Anyone has a memorization technique to share regarding the 5 criteria for specifying asset classes?

  1. Assets within an asset class should be relatively homogeneous

  2. Asset classes should be mutually exclusive

  3. Asset classes should be diversifying

  4. The asset classes as a group should make up a preponderance of world investable wealth

  5. The asset class should have the capacity to absorb a significant fraction of the investor’s portfolio without seriously affecting the portfolio’s liquidity

Any order, does not matter.

Thanks!

  1. HOMOGENEOUS : (within the same AC), investments are pretty similar in term of Risk / Return profile, nature of investment etc.

2.MUTUALLY EXCLUSIVE : If you invest in A you can’t obtain the same Risk / Return profile of investing B;

  1. DIVERSIFYING : There should be low correlation among Asset Classes

I think the first three conditions above have to be respected while creating the population of your potential investments while you implement your SAA. Any lack of these three and you might risk of not achieving effective diversification and ultimately higher returns (not 101% sure on this last point though).

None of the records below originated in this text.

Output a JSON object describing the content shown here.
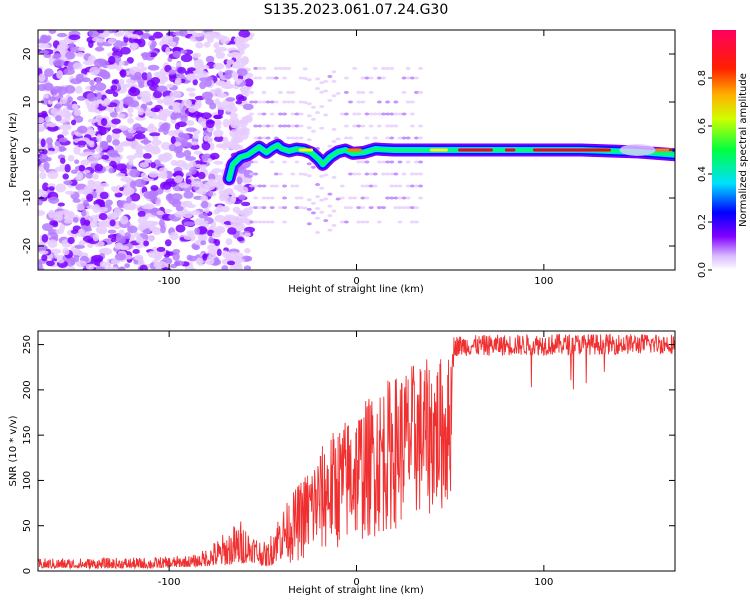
{
  "title": "S135.2023.061.07.24.G30",
  "spectrogram": {
    "type": "heatmap",
    "xlabel": "Height of straight line (km)",
    "ylabel": "Frequency (Hz)",
    "xlim": [
      -170,
      170
    ],
    "ylim": [
      -25,
      25
    ],
    "x_ticks": [
      -100,
      0,
      100
    ],
    "y_ticks": [
      20,
      10,
      0,
      -10,
      -20
    ],
    "colorbar_label": "Normalized spectral amplitude",
    "colorbar_ticks": [
      0.0,
      0.2,
      0.4,
      0.6,
      0.8
    ],
    "colorbar_range": [
      0,
      1
    ],
    "colors": [
      "#e6ccff",
      "#b57bff",
      "#7a00ff",
      "#0010ff",
      "#00d8ff",
      "#00ff60",
      "#ffff00",
      "#ff8000",
      "#ff0000",
      "#ff0077"
    ],
    "ridge": [
      {
        "x": -68,
        "y": -6.0
      },
      {
        "x": -66,
        "y": -3.0
      },
      {
        "x": -62,
        "y": -1.5
      },
      {
        "x": -58,
        "y": -1.0
      },
      {
        "x": -55,
        "y": -0.2
      },
      {
        "x": -52,
        "y": 0.6
      },
      {
        "x": -48,
        "y": -0.5
      },
      {
        "x": -45,
        "y": 0.4
      },
      {
        "x": -42,
        "y": 1.0
      },
      {
        "x": -40,
        "y": 0.3
      },
      {
        "x": -36,
        "y": -0.2
      },
      {
        "x": -32,
        "y": 0.2
      },
      {
        "x": -28,
        "y": 0.0
      },
      {
        "x": -24,
        "y": -0.6
      },
      {
        "x": -20,
        "y": -2.0
      },
      {
        "x": -18,
        "y": -3.0
      },
      {
        "x": -16,
        "y": -2.2
      },
      {
        "x": -14,
        "y": -1.4
      },
      {
        "x": -10,
        "y": -0.4
      },
      {
        "x": -6,
        "y": 0.0
      },
      {
        "x": -2,
        "y": -0.7
      },
      {
        "x": 4,
        "y": -0.5
      },
      {
        "x": 10,
        "y": 0.2
      },
      {
        "x": 20,
        "y": 0.0
      },
      {
        "x": 40,
        "y": 0.0
      },
      {
        "x": 80,
        "y": 0.0
      },
      {
        "x": 120,
        "y": 0.0
      },
      {
        "x": 150,
        "y": -0.4
      },
      {
        "x": 170,
        "y": -1.0
      }
    ]
  },
  "snr": {
    "type": "line",
    "xlabel": "Height of straight line (km)",
    "ylabel": "SNR (10 * v/v)",
    "xlim": [
      -170,
      170
    ],
    "ylim": [
      0,
      265
    ],
    "x_ticks": [
      -100,
      0,
      100
    ],
    "y_ticks": [
      0,
      50,
      100,
      150,
      200,
      250
    ],
    "color": "#f03030",
    "envelope": [
      {
        "x": -170,
        "low": 3,
        "high": 14
      },
      {
        "x": -110,
        "low": 3,
        "high": 15
      },
      {
        "x": -85,
        "low": 5,
        "high": 18
      },
      {
        "x": -72,
        "low": 6,
        "high": 40
      },
      {
        "x": -62,
        "low": 8,
        "high": 58
      },
      {
        "x": -56,
        "low": 10,
        "high": 45
      },
      {
        "x": -48,
        "low": 5,
        "high": 30
      },
      {
        "x": -42,
        "low": 8,
        "high": 60
      },
      {
        "x": -30,
        "low": 10,
        "high": 100
      },
      {
        "x": -15,
        "low": 20,
        "high": 150
      },
      {
        "x": 0,
        "low": 30,
        "high": 180
      },
      {
        "x": 15,
        "low": 40,
        "high": 210
      },
      {
        "x": 30,
        "low": 55,
        "high": 230
      },
      {
        "x": 50,
        "low": 65,
        "high": 240
      },
      {
        "x": 52,
        "low": 225,
        "high": 260
      },
      {
        "x": 100,
        "low": 225,
        "high": 262
      },
      {
        "x": 170,
        "low": 228,
        "high": 262
      }
    ]
  }
}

  1. THE ASSET CLASSES AS A GROUP should make up e.g. 95% of investable wealth means when you have finished defining the available asset classes globally there are no more investable assets left i.e. you have well defined the existing investable options ( you have an “EXHAUSTIVE” definition of the group of asset classes)

  2. The asset class should have minimum impact on ptf liquitiy …means that you can rebalance your portfolio among the defined asset classes w/o incurring in massive transaction costs…it means once again that the Asset Classes as a GROUP is rather functional and serve your objective (or at least it doesn’t impede) of diversifying properly your ptf.

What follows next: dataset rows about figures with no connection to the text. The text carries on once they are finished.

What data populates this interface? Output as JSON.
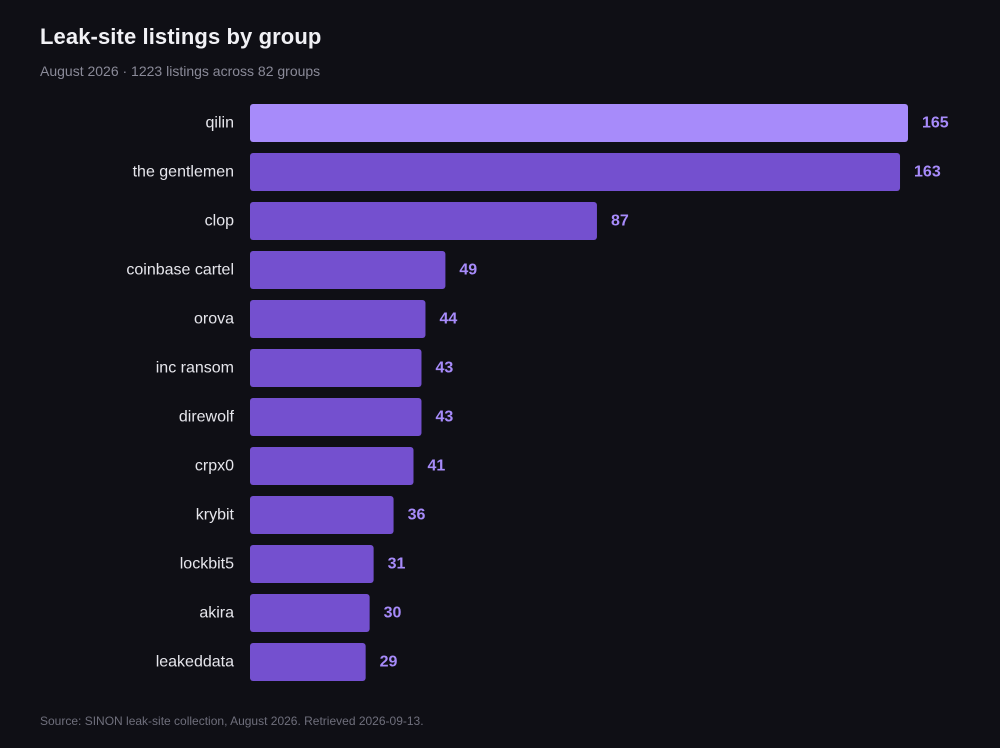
{
  "header": {
    "title": "Leak-site listings by group",
    "subtitle": "August 2026 · 1223 listings across 82 groups"
  },
  "footer": {
    "source": "Source: SINON leak-site collection, August 2026. Retrieved 2026-09-13."
  },
  "colors": {
    "bar": "#7450cf",
    "bar_highlight": "#a78bfa",
    "value_label": "#a78bfa",
    "category_label": "#e6e6ec"
  },
  "chart_data": {
    "type": "bar",
    "orientation": "horizontal",
    "categories": [
      "qilin",
      "the gentlemen",
      "clop",
      "coinbase cartel",
      "orova",
      "inc ransom",
      "direwolf",
      "crpx0",
      "krybit",
      "lockbit5",
      "akira",
      "leakeddata"
    ],
    "values": [
      165,
      163,
      87,
      49,
      44,
      43,
      43,
      41,
      36,
      31,
      30,
      29
    ],
    "highlight_index": 0,
    "xlim": [
      0,
      165
    ],
    "grid": false,
    "legend": "none"
  }
}
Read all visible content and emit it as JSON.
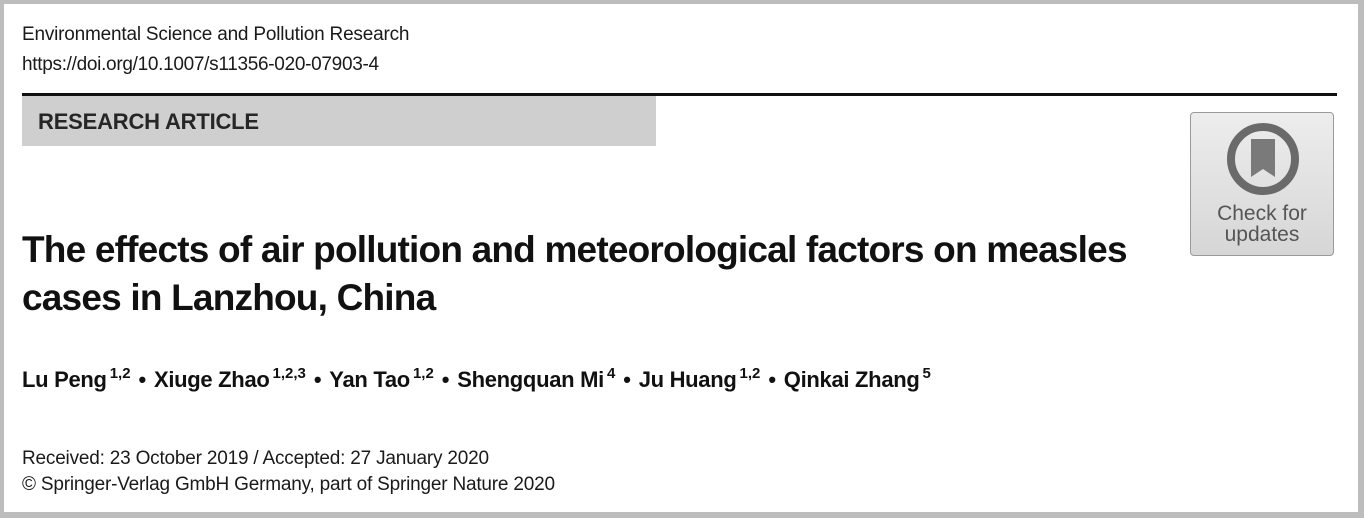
{
  "header": {
    "journal": "Environmental Science and Pollution Research",
    "doi": "https://doi.org/10.1007/s11356-020-07903-4"
  },
  "banner": {
    "label": "RESEARCH ARTICLE"
  },
  "badge": {
    "line1": "Check for",
    "line2": "updates"
  },
  "article": {
    "title": "The effects of air pollution and meteorological factors on measles cases in Lanzhou, China"
  },
  "authors": [
    {
      "name": "Lu Peng",
      "aff": "1,2"
    },
    {
      "name": "Xiuge Zhao",
      "aff": "1,2,3"
    },
    {
      "name": "Yan Tao",
      "aff": "1,2"
    },
    {
      "name": "Shengquan Mi",
      "aff": "4"
    },
    {
      "name": "Ju Huang",
      "aff": "1,2"
    },
    {
      "name": "Qinkai Zhang",
      "aff": "5"
    }
  ],
  "author_separator": "•",
  "dates": "Received: 23 October 2019 / Accepted: 27 January 2020",
  "copyright": "© Springer-Verlag GmbH Germany, part of Springer Nature 2020"
}
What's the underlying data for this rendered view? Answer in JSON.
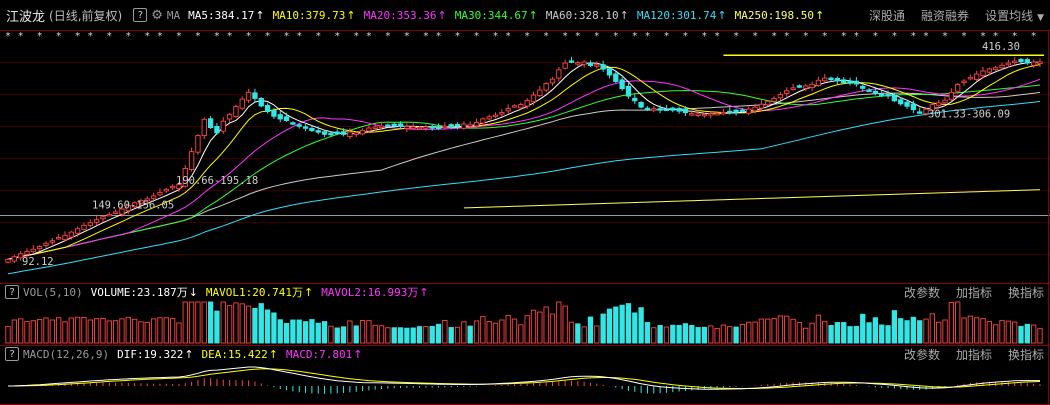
{
  "header": {
    "stock_name": "江波龙",
    "mode": "(日线,前复权)",
    "help_icon": "?",
    "settings_icon": "gear-icon",
    "ma_label": "MA",
    "indicators": [
      {
        "label": "MA5:384.17",
        "color": "#ffffff",
        "arrow": "↑"
      },
      {
        "label": "MA10:379.73",
        "color": "#ffff00",
        "arrow": "↑"
      },
      {
        "label": "MA20:353.36",
        "color": "#ff33ff",
        "arrow": "↑"
      },
      {
        "label": "MA30:344.67",
        "color": "#33ff33",
        "arrow": "↑"
      },
      {
        "label": "MA60:328.10",
        "color": "#cccccc",
        "arrow": "↑"
      },
      {
        "label": "MA120:301.74",
        "color": "#33ddff",
        "arrow": "↑"
      },
      {
        "label": "MA250:198.50",
        "color": "#ffff66",
        "arrow": "↑"
      }
    ],
    "menu": [
      "深股通",
      "融资融券",
      "设置均线"
    ]
  },
  "price_annotations": {
    "high": "416.30",
    "mid": "301.33-306.09",
    "left1": "190.66-195.18",
    "left2": "149.60-156.05",
    "low": "92.12"
  },
  "volume_panel": {
    "help_icon": "?",
    "name": "VOL(5,10)",
    "values": [
      {
        "label": "VOLUME:23.187万",
        "color": "#ffffff",
        "arrow": "↓"
      },
      {
        "label": "MAVOL1:20.741万",
        "color": "#ffff00",
        "arrow": "↑"
      },
      {
        "label": "MAVOL2:16.993万",
        "color": "#ff33ff",
        "arrow": "↑"
      }
    ],
    "actions": [
      "改参数",
      "加指标",
      "换指标"
    ]
  },
  "macd_panel": {
    "help_icon": "?",
    "name": "MACD(12,26,9)",
    "values": [
      {
        "label": "DIF:19.322",
        "color": "#ffffff",
        "arrow": "↑"
      },
      {
        "label": "DEA:15.422",
        "color": "#ffff00",
        "arrow": "↑"
      },
      {
        "label": "MACD:7.801",
        "color": "#ff33ff",
        "arrow": "↑"
      }
    ],
    "actions": [
      "改参数",
      "加指标",
      "换指标"
    ]
  },
  "colors": {
    "up": "#ff4444",
    "down": "#33e6e6",
    "ma5": "#ffffff",
    "ma10": "#ffff00",
    "ma20": "#ff33ff",
    "ma30": "#33ff33",
    "ma60": "#cccccc",
    "ma120": "#33ddff",
    "ma250": "#ffff66",
    "resistance": "#ffff00"
  },
  "chart_data": {
    "type": "candlestick",
    "title": "江波龙 (日线,前复权)",
    "y_min": 92.12,
    "y_max": 416.3,
    "resistance_level": 394,
    "closes": [
      96.0,
      99.8,
      104.1,
      107.2,
      110.7,
      114.7,
      119.4,
      123.2,
      128.0,
      131.0,
      135.7,
      140.7,
      145.6,
      149.4,
      153.8,
      158.3,
      161.7,
      165.2,
      169.5,
      174.5,
      178.6,
      181.6,
      184.3,
      188.6,
      193.4,
      198.2,
      202.7,
      205.2,
      228.7,
      253.3,
      276.7,
      300.5,
      288.4,
      280.7,
      297.7,
      307.8,
      319.1,
      330.0,
      339.9,
      331.0,
      320.0,
      311.8,
      304.9,
      301.0,
      298.7,
      294.9,
      291.1,
      288.0,
      284.0,
      281.6,
      278.5,
      279.6,
      279.3,
      278.5,
      281.9,
      280.7,
      284.3,
      287.8,
      289.3,
      290.6,
      291.0,
      290.6,
      290.2,
      290.0,
      289.7,
      288.8,
      289.7,
      288.7,
      286.8,
      290.4,
      289.9,
      290.5,
      293.5,
      292.4,
      295.8,
      301.1,
      304.2,
      306.6,
      310.4,
      316.2,
      320.4,
      322.1,
      327.8,
      335.9,
      343.2,
      352.7,
      359.1,
      372.7,
      382.6,
      385.4,
      383.3,
      384.1,
      379.0,
      380.2,
      373.8,
      365.2,
      355.7,
      345.4,
      334.4,
      327.5,
      318.3,
      315.6,
      316.0,
      314.6,
      315.3,
      313.8,
      312.4,
      310.2,
      308.8,
      308.3,
      307.7,
      308.9,
      309.0,
      310.6,
      311.5,
      310.8,
      312.6,
      315.4,
      318.3,
      322.5,
      326.7,
      331.1,
      336.7,
      342.2,
      346.3,
      349.0,
      349.2,
      351.6,
      357.5,
      360.7,
      359.3,
      356.6,
      353.9,
      353.0,
      352.0,
      345.7,
      343.1,
      338.3,
      336.7,
      335.4,
      327.5,
      323.1,
      319.6,
      314.6,
      311.1,
      315.3,
      321.8,
      324.6,
      328.4,
      339.9,
      351.6,
      356.3,
      361.8,
      366.6,
      371.0,
      374.1,
      375.8,
      379.3,
      382.6,
      385.5,
      384.5,
      382.6,
      384.2,
      384.2
    ]
  }
}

The 4th and the 5th in my eyes are peculiarities of the asset classes taken as a whole in a general. I don’t think these two points would be ever recalled while building up your AA.

That’s how I recall them, only my thoughts though,

hope it helps

Personally this is one of the lists that I don’t seem to have a problem remembering, but if I HAD to think of an anagram to remember them I would go for something like:

HELDM - pronounced “Held 'em” as in “Held Them” - if they fit the criteria below then you “hold them” in your portflio as an asset class. A little tenuous, but there you go…as long as you can remember the link.

And I would list it out as follows:

H - Homogenous

E - Exhaustive (same as “make up preponderance of world wealth” - if they are “exhaustive” they include everything)

L - Liquid

D - Diversifying

M - Mutually exclusive

Thanks guys

Mark

I’d replace the last option with Highly Liquid and Low transaction costs.